CapsNets attempts to solve the issues caused by Max Pooling and Deep Neural Networks like loss of information regarding the order and orientation of features. For example, a CNN used for face recognition will extract certain facial features of the image such as eyes, eyebrows, a mouth, a nose etc. Then the higher-level layers (the ones deeper down within the network) will merge those features and check if all of those features were found within the image regardless of order.

The mouth and nose may have switched places and your eyes can be sideways in the picture, but the CNN can still put together the facts and classify that as a face. This problem exacerbates the deeper your network gets as the features become more and more abstract and also shrink in size because of pooling and filtering. The idea behind CapsNets is that the low-level features could also be arranged in a certain order for the object to be classified as a face.

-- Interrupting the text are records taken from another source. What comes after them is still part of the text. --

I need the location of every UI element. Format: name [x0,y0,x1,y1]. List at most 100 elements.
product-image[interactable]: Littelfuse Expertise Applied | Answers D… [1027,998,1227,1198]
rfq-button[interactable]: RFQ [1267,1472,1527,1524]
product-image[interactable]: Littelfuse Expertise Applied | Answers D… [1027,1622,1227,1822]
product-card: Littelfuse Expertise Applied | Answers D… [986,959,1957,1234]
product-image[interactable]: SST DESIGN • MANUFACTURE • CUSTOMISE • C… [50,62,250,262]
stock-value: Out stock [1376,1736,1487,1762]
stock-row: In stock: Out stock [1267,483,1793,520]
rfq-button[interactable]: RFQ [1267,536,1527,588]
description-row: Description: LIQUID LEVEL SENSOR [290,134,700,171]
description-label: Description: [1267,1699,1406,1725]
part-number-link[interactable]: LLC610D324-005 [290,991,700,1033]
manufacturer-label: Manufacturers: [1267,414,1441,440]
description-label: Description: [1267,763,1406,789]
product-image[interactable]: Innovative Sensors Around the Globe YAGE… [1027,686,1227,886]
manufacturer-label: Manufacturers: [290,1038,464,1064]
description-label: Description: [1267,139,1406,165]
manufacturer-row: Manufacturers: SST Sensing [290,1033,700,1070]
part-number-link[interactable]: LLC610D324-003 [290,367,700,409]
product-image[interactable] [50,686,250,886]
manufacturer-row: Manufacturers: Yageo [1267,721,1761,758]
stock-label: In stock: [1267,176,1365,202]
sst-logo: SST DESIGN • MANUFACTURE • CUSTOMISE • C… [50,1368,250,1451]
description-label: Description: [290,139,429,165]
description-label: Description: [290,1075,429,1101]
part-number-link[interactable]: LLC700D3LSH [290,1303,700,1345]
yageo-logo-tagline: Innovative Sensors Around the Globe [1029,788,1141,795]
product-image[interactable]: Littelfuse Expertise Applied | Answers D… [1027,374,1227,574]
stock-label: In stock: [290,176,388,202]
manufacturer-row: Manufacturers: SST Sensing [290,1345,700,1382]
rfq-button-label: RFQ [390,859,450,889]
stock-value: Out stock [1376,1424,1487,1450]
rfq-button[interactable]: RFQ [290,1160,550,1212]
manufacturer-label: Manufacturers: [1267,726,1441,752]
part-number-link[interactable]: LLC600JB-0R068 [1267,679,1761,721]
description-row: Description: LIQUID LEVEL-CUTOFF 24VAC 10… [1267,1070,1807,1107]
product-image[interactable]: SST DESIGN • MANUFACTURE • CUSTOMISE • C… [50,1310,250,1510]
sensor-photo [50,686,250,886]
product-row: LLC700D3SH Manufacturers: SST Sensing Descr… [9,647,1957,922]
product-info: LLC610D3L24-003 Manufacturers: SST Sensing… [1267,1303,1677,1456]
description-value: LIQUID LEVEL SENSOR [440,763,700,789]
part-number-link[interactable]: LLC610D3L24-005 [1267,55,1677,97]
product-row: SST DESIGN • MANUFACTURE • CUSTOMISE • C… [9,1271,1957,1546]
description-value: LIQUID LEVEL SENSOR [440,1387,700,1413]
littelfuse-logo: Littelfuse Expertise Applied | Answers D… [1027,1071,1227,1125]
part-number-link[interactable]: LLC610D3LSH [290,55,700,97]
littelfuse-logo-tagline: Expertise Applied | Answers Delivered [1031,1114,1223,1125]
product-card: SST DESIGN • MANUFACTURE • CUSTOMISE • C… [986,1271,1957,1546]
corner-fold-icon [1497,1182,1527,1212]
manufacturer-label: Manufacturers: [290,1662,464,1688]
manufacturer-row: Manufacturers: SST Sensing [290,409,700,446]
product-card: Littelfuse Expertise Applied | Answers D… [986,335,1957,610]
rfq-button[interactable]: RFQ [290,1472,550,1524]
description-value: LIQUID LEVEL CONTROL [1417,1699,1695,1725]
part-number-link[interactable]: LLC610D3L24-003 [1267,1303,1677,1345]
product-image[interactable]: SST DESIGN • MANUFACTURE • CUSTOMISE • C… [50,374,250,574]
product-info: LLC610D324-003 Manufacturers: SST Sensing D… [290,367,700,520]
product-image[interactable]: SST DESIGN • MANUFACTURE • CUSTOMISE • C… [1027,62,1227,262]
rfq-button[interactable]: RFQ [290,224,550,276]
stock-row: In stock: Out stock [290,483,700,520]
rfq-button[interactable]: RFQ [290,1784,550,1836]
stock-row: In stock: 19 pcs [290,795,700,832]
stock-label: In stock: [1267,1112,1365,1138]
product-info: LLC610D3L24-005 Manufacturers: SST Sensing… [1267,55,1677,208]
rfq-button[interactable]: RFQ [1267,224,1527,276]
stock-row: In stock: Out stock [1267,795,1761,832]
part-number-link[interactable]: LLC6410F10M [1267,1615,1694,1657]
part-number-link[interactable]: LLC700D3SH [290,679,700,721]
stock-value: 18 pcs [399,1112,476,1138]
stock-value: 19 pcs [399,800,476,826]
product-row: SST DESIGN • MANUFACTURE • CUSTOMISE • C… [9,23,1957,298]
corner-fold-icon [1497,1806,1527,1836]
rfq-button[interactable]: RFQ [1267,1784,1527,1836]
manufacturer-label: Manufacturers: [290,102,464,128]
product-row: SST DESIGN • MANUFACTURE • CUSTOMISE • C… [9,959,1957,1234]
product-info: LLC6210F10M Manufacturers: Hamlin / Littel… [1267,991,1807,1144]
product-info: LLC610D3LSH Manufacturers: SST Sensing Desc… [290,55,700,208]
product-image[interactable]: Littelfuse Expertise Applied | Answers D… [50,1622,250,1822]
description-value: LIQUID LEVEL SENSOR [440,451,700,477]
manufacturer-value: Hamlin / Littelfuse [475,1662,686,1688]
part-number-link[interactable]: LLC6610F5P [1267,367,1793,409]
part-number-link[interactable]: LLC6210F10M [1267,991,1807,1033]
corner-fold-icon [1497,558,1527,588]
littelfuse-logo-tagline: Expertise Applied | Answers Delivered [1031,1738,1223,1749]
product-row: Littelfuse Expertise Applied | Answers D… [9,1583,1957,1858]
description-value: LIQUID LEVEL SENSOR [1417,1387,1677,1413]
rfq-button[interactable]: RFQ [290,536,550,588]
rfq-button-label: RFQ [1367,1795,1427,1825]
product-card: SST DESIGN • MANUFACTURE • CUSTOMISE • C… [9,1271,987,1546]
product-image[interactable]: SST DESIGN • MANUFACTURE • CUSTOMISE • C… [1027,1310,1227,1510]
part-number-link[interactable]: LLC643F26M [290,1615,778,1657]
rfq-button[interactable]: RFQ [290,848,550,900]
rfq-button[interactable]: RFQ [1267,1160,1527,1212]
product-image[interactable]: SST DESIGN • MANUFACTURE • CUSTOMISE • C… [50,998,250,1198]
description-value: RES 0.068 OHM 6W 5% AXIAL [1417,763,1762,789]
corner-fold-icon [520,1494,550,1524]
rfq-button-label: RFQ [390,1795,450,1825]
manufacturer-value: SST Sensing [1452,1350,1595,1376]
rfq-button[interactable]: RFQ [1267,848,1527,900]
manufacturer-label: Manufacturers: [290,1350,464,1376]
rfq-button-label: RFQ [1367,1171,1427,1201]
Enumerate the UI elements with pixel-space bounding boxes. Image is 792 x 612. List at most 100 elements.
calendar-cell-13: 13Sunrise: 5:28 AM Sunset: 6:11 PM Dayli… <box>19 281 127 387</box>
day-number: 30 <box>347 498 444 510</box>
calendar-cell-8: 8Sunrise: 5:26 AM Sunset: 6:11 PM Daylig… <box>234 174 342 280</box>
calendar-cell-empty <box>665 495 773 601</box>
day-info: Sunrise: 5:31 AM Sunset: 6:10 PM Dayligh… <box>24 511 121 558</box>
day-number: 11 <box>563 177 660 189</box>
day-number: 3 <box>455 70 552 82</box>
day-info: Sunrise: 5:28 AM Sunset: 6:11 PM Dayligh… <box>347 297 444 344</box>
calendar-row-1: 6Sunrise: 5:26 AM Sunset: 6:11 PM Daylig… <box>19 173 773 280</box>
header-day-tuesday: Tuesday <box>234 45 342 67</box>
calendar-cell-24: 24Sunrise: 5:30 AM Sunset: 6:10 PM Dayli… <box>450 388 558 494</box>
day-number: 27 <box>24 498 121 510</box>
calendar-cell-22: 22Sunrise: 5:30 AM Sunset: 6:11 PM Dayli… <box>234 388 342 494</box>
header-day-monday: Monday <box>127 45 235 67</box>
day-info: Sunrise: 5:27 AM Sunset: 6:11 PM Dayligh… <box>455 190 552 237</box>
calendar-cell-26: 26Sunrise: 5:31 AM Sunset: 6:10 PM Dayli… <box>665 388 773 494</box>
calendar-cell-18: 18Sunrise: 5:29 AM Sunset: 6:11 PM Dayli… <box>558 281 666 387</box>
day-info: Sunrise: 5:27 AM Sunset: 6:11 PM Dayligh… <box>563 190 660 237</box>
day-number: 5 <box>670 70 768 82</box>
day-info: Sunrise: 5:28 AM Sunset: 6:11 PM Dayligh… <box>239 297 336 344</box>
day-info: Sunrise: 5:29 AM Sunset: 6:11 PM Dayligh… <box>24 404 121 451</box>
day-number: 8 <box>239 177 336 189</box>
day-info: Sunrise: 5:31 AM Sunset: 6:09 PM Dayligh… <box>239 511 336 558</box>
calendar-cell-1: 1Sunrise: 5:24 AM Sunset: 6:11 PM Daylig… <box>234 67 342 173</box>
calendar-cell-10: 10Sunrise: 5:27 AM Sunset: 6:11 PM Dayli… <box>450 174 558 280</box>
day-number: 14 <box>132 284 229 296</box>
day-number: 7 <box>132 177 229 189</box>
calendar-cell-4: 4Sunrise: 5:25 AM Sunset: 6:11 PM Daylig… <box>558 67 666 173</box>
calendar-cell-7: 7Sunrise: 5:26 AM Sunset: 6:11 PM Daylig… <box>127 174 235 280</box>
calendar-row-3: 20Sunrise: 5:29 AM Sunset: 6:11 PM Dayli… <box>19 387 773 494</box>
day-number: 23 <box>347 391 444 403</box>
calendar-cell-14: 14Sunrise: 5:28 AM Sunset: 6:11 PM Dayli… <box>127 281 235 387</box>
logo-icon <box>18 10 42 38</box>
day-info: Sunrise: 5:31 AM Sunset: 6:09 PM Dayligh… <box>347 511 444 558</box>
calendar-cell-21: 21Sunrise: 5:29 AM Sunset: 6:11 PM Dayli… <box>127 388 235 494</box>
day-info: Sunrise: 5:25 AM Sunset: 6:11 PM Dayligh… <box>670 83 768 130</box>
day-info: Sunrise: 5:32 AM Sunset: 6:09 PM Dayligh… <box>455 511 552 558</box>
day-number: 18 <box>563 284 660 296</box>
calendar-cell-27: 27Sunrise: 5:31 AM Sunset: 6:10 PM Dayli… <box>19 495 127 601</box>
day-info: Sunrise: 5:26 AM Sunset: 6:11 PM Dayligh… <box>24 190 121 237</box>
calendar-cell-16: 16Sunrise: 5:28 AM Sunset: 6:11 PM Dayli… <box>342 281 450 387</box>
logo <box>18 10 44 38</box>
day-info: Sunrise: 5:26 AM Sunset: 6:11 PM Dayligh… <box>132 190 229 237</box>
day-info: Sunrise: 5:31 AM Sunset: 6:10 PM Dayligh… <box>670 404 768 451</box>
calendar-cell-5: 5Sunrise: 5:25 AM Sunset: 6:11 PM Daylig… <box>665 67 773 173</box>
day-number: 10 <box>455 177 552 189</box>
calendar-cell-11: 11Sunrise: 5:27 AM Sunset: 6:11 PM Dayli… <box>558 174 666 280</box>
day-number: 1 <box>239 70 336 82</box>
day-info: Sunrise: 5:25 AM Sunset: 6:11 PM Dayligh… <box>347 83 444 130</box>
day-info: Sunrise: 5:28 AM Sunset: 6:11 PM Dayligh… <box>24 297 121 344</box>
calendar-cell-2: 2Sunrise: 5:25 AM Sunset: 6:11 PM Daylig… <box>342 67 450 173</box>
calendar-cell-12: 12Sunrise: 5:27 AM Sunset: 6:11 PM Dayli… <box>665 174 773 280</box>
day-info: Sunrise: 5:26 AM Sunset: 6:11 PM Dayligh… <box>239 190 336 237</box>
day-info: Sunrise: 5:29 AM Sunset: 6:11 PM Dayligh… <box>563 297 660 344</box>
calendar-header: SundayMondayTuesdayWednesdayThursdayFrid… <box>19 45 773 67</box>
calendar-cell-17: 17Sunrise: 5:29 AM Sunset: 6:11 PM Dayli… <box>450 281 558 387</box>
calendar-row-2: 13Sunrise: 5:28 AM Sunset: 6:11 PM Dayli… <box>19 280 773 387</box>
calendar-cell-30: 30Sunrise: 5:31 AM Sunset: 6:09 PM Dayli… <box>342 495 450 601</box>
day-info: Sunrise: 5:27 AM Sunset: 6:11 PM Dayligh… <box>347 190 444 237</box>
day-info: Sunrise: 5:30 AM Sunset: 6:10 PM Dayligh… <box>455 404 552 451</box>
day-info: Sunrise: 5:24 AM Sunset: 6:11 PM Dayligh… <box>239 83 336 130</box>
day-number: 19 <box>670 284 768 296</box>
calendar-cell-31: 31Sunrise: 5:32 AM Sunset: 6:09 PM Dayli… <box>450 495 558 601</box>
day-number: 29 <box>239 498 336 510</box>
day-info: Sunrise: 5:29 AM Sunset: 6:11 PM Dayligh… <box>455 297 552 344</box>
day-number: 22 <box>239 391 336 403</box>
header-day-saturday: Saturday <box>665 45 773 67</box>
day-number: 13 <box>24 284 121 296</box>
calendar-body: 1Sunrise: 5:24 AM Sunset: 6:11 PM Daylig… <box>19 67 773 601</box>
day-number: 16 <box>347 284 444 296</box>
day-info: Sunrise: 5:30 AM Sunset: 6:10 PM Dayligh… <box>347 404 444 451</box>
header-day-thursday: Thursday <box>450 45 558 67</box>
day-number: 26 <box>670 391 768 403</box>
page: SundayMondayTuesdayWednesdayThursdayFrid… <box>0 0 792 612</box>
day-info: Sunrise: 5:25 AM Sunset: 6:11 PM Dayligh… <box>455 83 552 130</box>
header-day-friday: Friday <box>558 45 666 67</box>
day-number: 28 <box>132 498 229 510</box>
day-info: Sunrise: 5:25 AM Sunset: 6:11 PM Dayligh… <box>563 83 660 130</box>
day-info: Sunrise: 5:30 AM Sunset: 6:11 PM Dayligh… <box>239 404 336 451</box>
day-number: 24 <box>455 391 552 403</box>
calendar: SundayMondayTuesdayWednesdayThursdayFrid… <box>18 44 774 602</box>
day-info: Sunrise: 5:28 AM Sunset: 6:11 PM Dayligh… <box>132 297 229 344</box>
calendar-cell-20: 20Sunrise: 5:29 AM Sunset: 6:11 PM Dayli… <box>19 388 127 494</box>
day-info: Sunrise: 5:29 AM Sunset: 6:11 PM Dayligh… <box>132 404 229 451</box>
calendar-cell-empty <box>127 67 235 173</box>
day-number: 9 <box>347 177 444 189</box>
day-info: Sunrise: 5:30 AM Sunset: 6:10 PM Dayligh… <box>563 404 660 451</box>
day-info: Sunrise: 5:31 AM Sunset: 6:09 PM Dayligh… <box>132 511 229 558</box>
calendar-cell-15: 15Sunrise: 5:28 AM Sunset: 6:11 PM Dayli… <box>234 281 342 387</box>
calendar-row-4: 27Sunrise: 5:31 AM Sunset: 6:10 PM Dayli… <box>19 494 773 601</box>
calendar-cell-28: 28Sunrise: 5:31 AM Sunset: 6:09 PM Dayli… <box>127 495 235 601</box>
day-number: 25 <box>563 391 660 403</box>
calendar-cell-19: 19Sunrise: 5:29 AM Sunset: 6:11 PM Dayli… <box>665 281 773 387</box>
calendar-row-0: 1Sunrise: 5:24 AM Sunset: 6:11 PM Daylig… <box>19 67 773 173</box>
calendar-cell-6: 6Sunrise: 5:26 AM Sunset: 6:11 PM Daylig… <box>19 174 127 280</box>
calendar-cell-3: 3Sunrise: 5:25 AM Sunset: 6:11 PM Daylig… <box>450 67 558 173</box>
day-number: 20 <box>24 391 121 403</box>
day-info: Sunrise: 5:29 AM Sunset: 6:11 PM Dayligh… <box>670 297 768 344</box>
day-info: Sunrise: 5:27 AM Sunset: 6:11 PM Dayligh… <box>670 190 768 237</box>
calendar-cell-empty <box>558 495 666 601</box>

For example, it would learn that your nose must be between your two eyes and your mouth must be below that. Images with these features in the specific order can then be classified as a face, everything else will be rejected.
The publication of “Dynamic Capsule Routing” has led various researchers to work intensely towards refining algorithms and implementations, and advances have been published at a speedy pace.
Advantages of using CapsNets for Deep Learning:
1. Good preliminary results.
2. Requires less training data.
3. Works good with overlapping objects.
4. Potentially good on crowded scene.
5. Can detect partially visible objects.
6. Results are interpretable, components hierarchy can be mapped.
7. Equivariance (classifier adapt to small changes in input).
Disadvantages of using CapsNets
1. No known yet accuracy on large images.
2. Slow training time (so far).
3. Nonlinear squashing may not reflect the probability nature.
Future of Capsule Networks
Capsule Networks have presented a new building block that can be used in Deep Learning to better model hierarchical relationships inside of internal knowledge representation of a neural network.
To know more about Capsule Networks deep learning, refer critical essays on CapsNet models for Deep Learning. Or refer Capsule Networks paper for expert discussions on Deep Learning. Also, refer papers that contain discussions on Hinton’s Capsule Networks.